The .NET Framework essentially adds another layer of abstraction on top of the Win32 API. Many of its functions that interact with the operating system—for instance, for file input/output or network communication—are essentially wrappers around the underlying Win32 API functions. So, when a .NET application performs such an operation, the call often flows from the .NET Framework’s libraries to the appropriate Win32 API, which then follows the exact same path we just outlined. So it just adds another step before the Win32 API call.
But why does it exist - why another layer of abstraction? The Win32 API can, for lack of a better term, be a real pain in the ass to work with. It has a certain archaic feel to it, and so the .NET Framework was created, in part, to provide a more modern and productive way for developers to build applications for Windows.
Let’s Trace a Privileged Function Call
Let’s quickly review a concrete example of how a privileged function call takes, specifically using the popular function OpenProcess().
When OpenProcess() is called, kernel32.dll first processes the request in user mode. It may validate the parameters passed by the application, such as the process ID of the target process and the desired access rights.
Once these have been validated, OpenProcess then calls the corresponding function within the Native API and is typically named with an “Nt” prefix, in this case, NtOpenProcess.
Inside ntdll.dll, the NtOpenProcess function prepares to transition to kernel mode. It places a specific value, the System Service Number (SSN) for NtOpenProcess, into a designated processor register. Then, NtOpenProcess executes a special CPU instruction (like syscall on modern systems) to trigger the system call.
Note that they exact SSN for NtOpenProcess (and other Native API functions) is not static; it often changes between different Windows versions and even updates. This variability helps maintain OS compatibility as functions evolve and also complicates attempts by software to directly use system calls with hardcoded SSNs.
Once the syscall instruction executes control is transferred to the kernel’s system service dispatcher (a routine within ntoskrnl.exe). The dispatcher uses the SSN to locate and execute the actual kernel implementation of NtOpenProcess. This kernel function performs the necessary security checks based on the calling process’s privileges and the requested access, and if permitted, it creates a handle to the target process.

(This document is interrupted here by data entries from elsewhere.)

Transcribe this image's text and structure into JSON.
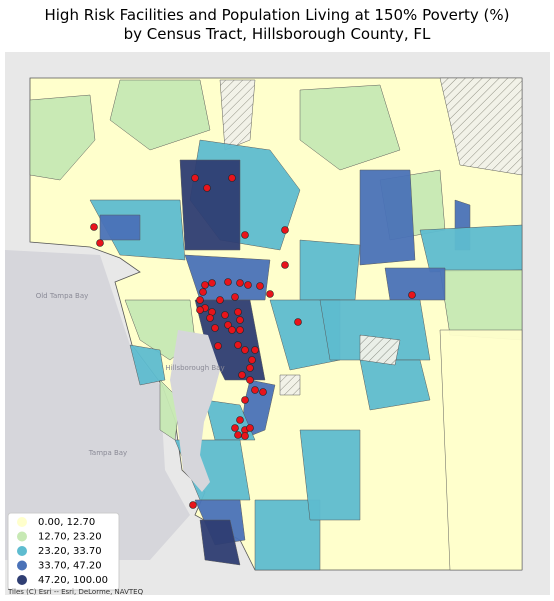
{
  "title": [
    "High Risk Facilities and Population Living at 150% Poverty (%)",
    "by Census Tract, Hillsborough County, FL"
  ],
  "legend": {
    "items": [
      {
        "label": "0.00,  12.70",
        "color": "#ffffcc"
      },
      {
        "label": "12.70,  23.20",
        "color": "#c7e9b4"
      },
      {
        "label": "23.20,  33.70",
        "color": "#5ebcd0"
      },
      {
        "label": "33.70,  47.20",
        "color": "#4a72b8"
      },
      {
        "label": "47.20, 100.00",
        "color": "#2f3e73"
      }
    ]
  },
  "facility_color": "#e8141b",
  "map_labels": [
    "Old Tampa Bay",
    "Hillsborough Bay",
    "Tampa Bay"
  ],
  "attribution": "Tiles (C) Esri -- Esri, DeLorme, NAVTEQ"
}
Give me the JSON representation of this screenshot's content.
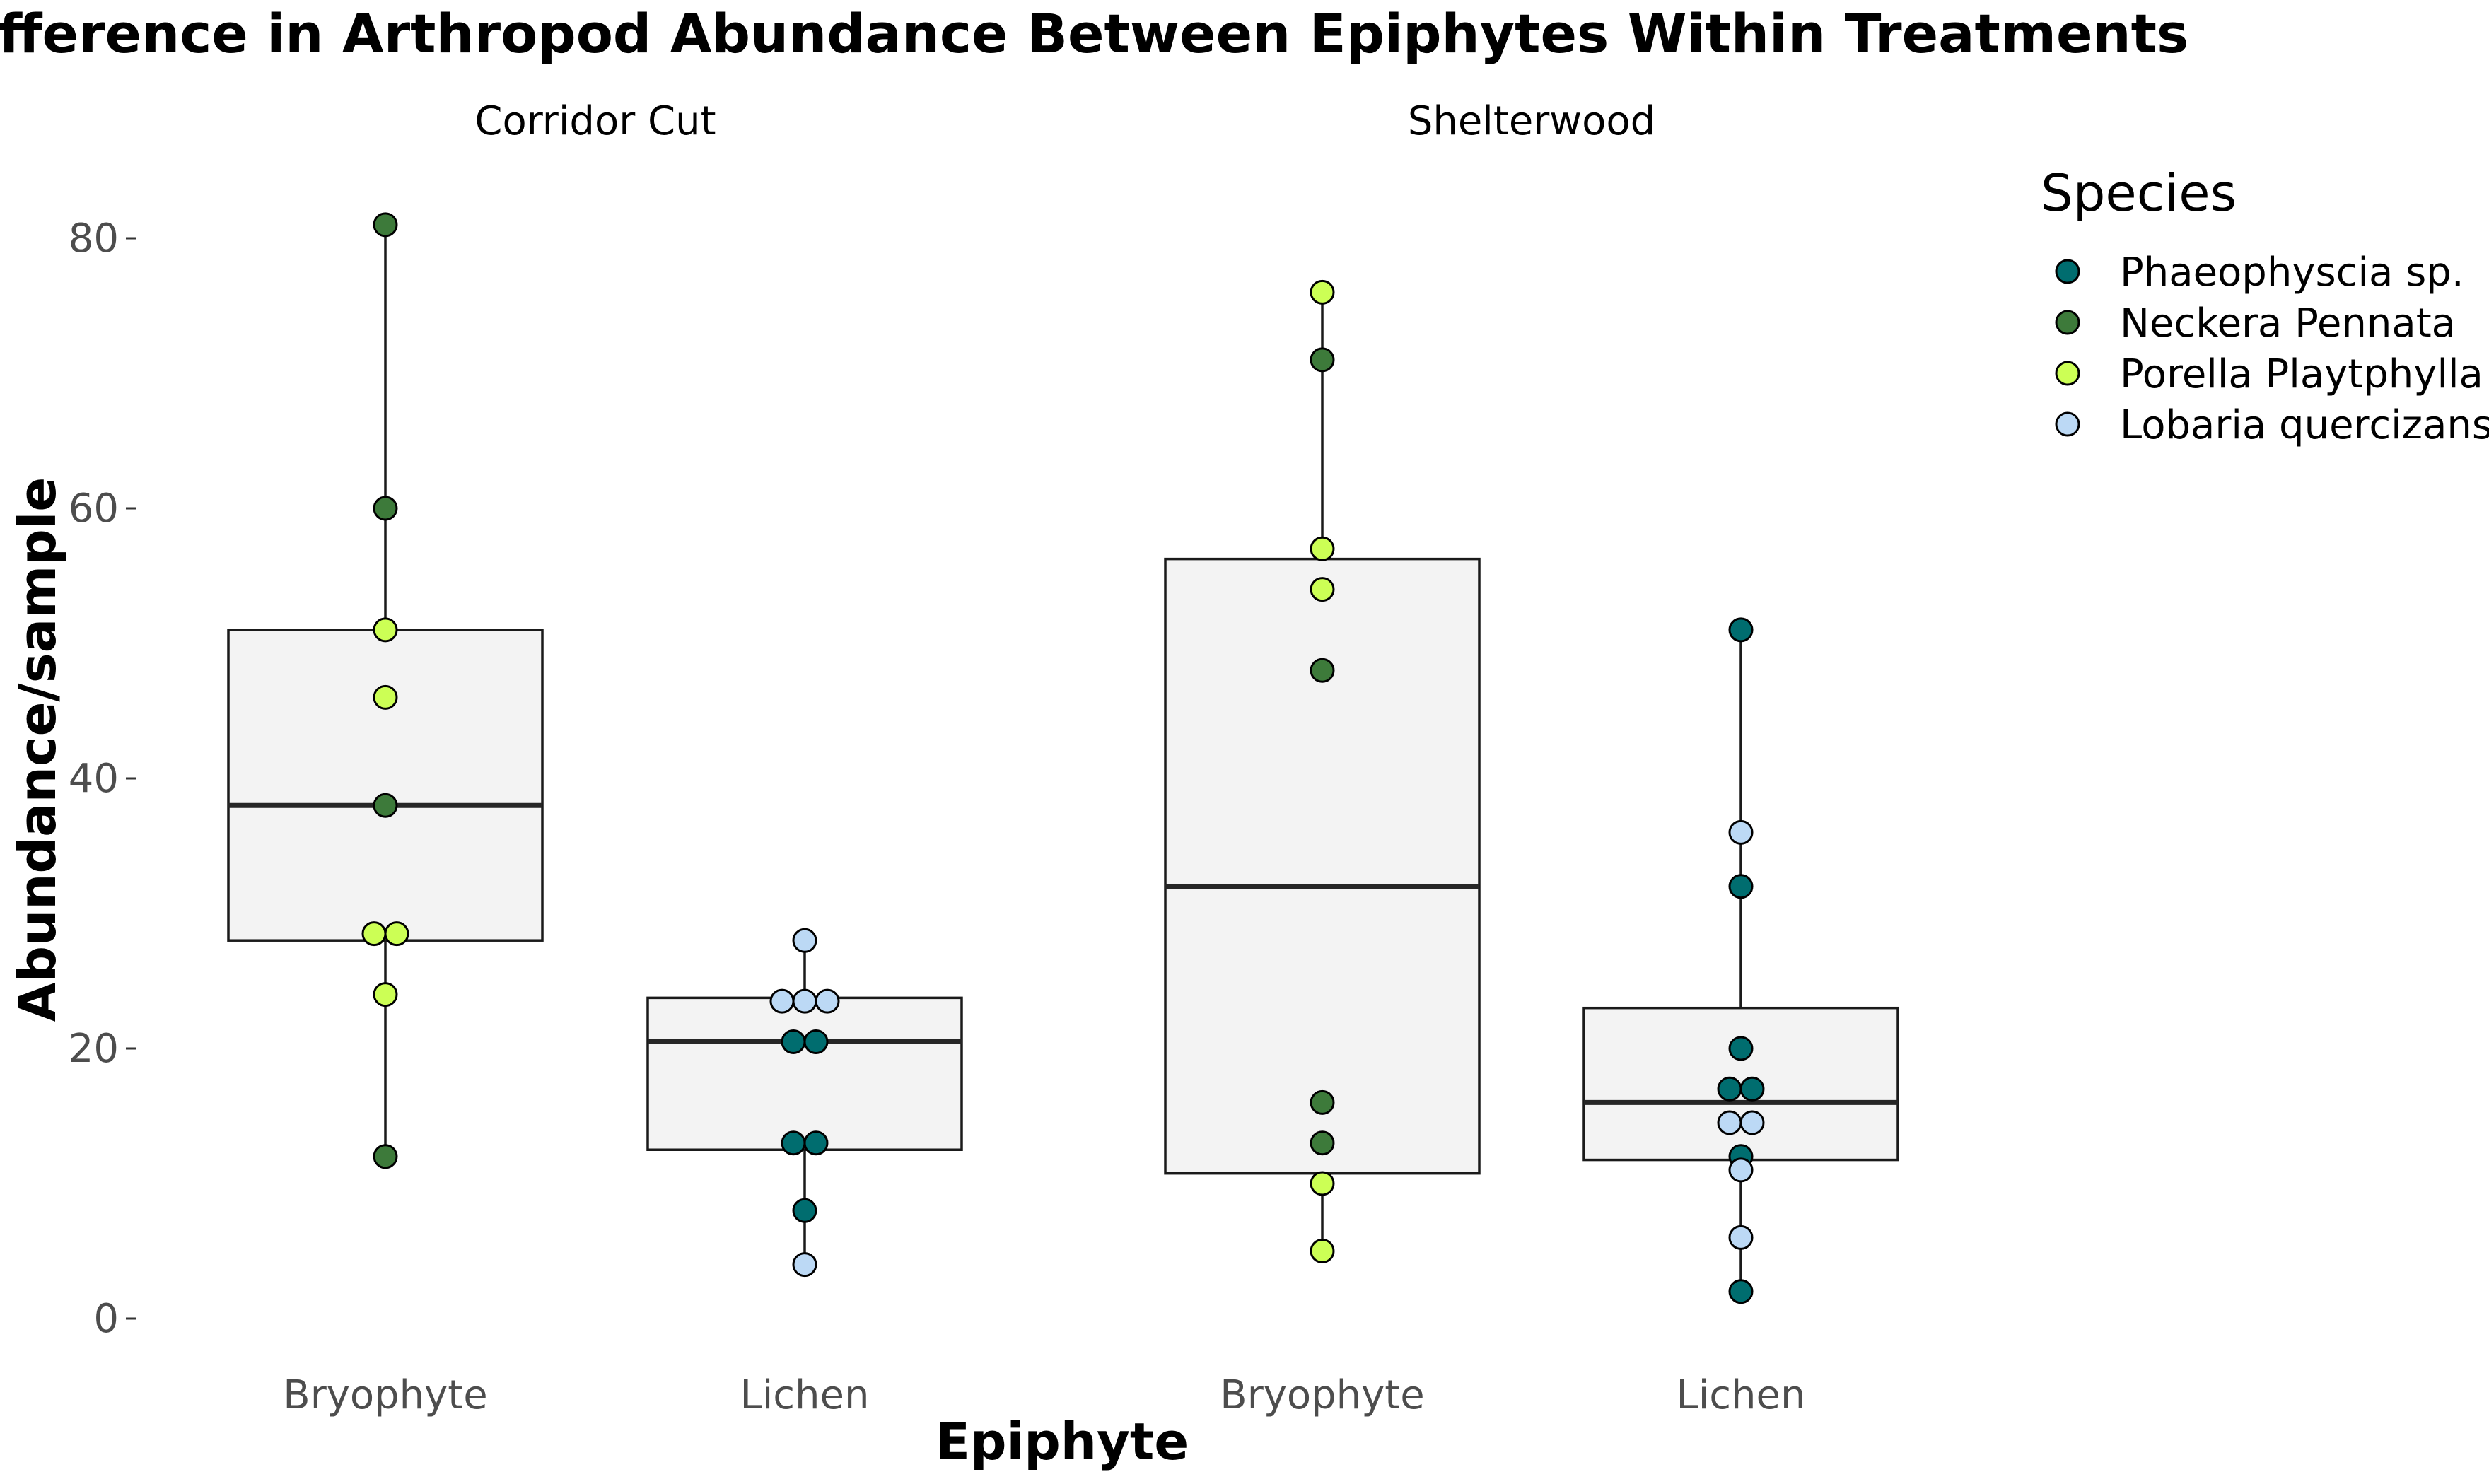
{
  "chart_data": {
    "type": "box",
    "title": "Difference in Arthropod Abundance Between Epiphytes Within Treatments",
    "xlabel": "Epiphyte",
    "ylabel": "Abundance/sample",
    "ylim": [
      -3,
      89
    ],
    "yticks": [
      0,
      20,
      40,
      60,
      80
    ],
    "grid": false,
    "legend_position": "right",
    "legend_title": "Species",
    "species": [
      {
        "name": "Phaeophyscia sp.",
        "color": "#006d6f"
      },
      {
        "name": "Neckera Pennata",
        "color": "#3d7a3a"
      },
      {
        "name": "Porella Playtphylla",
        "color": "#ccff55"
      },
      {
        "name": "Lobaria quercizans",
        "color": "#bcd9f5"
      }
    ],
    "facets": [
      {
        "label": "Corridor Cut",
        "groups": [
          {
            "category": "Bryophyte",
            "box": {
              "q1": 28,
              "median": 38,
              "q3": 51,
              "whisker_low": 12,
              "whisker_high": 81
            },
            "points": [
              {
                "species": 1,
                "value": 81
              },
              {
                "species": 1,
                "value": 60
              },
              {
                "species": 2,
                "value": 51
              },
              {
                "species": 2,
                "value": 46
              },
              {
                "species": 1,
                "value": 38
              },
              {
                "species": 2,
                "value": 28.5
              },
              {
                "species": 2,
                "value": 28.5
              },
              {
                "species": 2,
                "value": 24
              },
              {
                "species": 1,
                "value": 12
              }
            ]
          },
          {
            "category": "Lichen",
            "box": {
              "q1": 12.5,
              "median": 20.5,
              "q3": 23.75,
              "whisker_low": 4,
              "whisker_high": 28
            },
            "points": [
              {
                "species": 3,
                "value": 28
              },
              {
                "species": 3,
                "value": 23.5
              },
              {
                "species": 3,
                "value": 23.5
              },
              {
                "species": 3,
                "value": 23.5
              },
              {
                "species": 0,
                "value": 20.5
              },
              {
                "species": 0,
                "value": 20.5
              },
              {
                "species": 0,
                "value": 13
              },
              {
                "species": 0,
                "value": 13
              },
              {
                "species": 0,
                "value": 8
              },
              {
                "species": 3,
                "value": 4
              }
            ]
          }
        ]
      },
      {
        "label": "Shelterwood",
        "groups": [
          {
            "category": "Bryophyte",
            "box": {
              "q1": 10.75,
              "median": 32,
              "q3": 56.25,
              "whisker_low": 5,
              "whisker_high": 76
            },
            "points": [
              {
                "species": 2,
                "value": 76
              },
              {
                "species": 1,
                "value": 71
              },
              {
                "species": 2,
                "value": 57
              },
              {
                "species": 2,
                "value": 54
              },
              {
                "species": 1,
                "value": 48
              },
              {
                "species": 1,
                "value": 16
              },
              {
                "species": 1,
                "value": 13
              },
              {
                "species": 2,
                "value": 10
              },
              {
                "species": 2,
                "value": 5
              }
            ]
          },
          {
            "category": "Lichen",
            "box": {
              "q1": 11.75,
              "median": 16,
              "q3": 23,
              "whisker_low": 2,
              "whisker_high": 51
            },
            "points": [
              {
                "species": 0,
                "value": 51
              },
              {
                "species": 3,
                "value": 36
              },
              {
                "species": 0,
                "value": 32
              },
              {
                "species": 0,
                "value": 20
              },
              {
                "species": 0,
                "value": 17
              },
              {
                "species": 0,
                "value": 17
              },
              {
                "species": 3,
                "value": 14.5
              },
              {
                "species": 3,
                "value": 14.5
              },
              {
                "species": 0,
                "value": 12
              },
              {
                "species": 3,
                "value": 11
              },
              {
                "species": 3,
                "value": 6
              },
              {
                "species": 0,
                "value": 2
              }
            ]
          }
        ]
      }
    ]
  }
}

After the kernel-mode operation completes, the processor switches back to user mode, returning control and the result to the NtOpenProcess function within ntdll.dll. NtOpenProcess in ntdll.dll then passes this result back to its caller, the OpenProcess function in kernel32.dll.
Finally, kernel32.dll’s OpenProcess function returns the handle (or indicates an error, often by returning NULL and setting an error code retrievable via GetLastError()) to the original application code.
So, in a simplified manner, the journey for a function like OpenProcess that performs a privileged action is:
Application Call (Win32 API OpenProcess in kernel32.dll) →
Native API (NtOpenProcess in ntdll.dll) →
System Call (using an SSN) →
Kernel (ntoskrnl.exe) →
Return to Native API (ntdll.dll) →
Return to Win32 API (kernel32.dll) →
The Ring Model
In addition to the “layered model”, you’ll also sometimes hear the Windows API being described as a “ring model”, specifically referring to “rings of privilege” - see image above. The thing about this image is that it’s a more general, or universal, representation of conceptual privilege layers for OS, but Windows only has Ring 0 (kernel mode) , and Ring 3 (user mode).
I’m including a reference to this model for posterity since you’re sure to encounter it, but to be frank I don’t think it has too much value in malware development, other than communicating that yes - kernel has highest privilege, while user mode has the lowest. For our purposes, the layered model provides, in my opinion, much more conceptual value.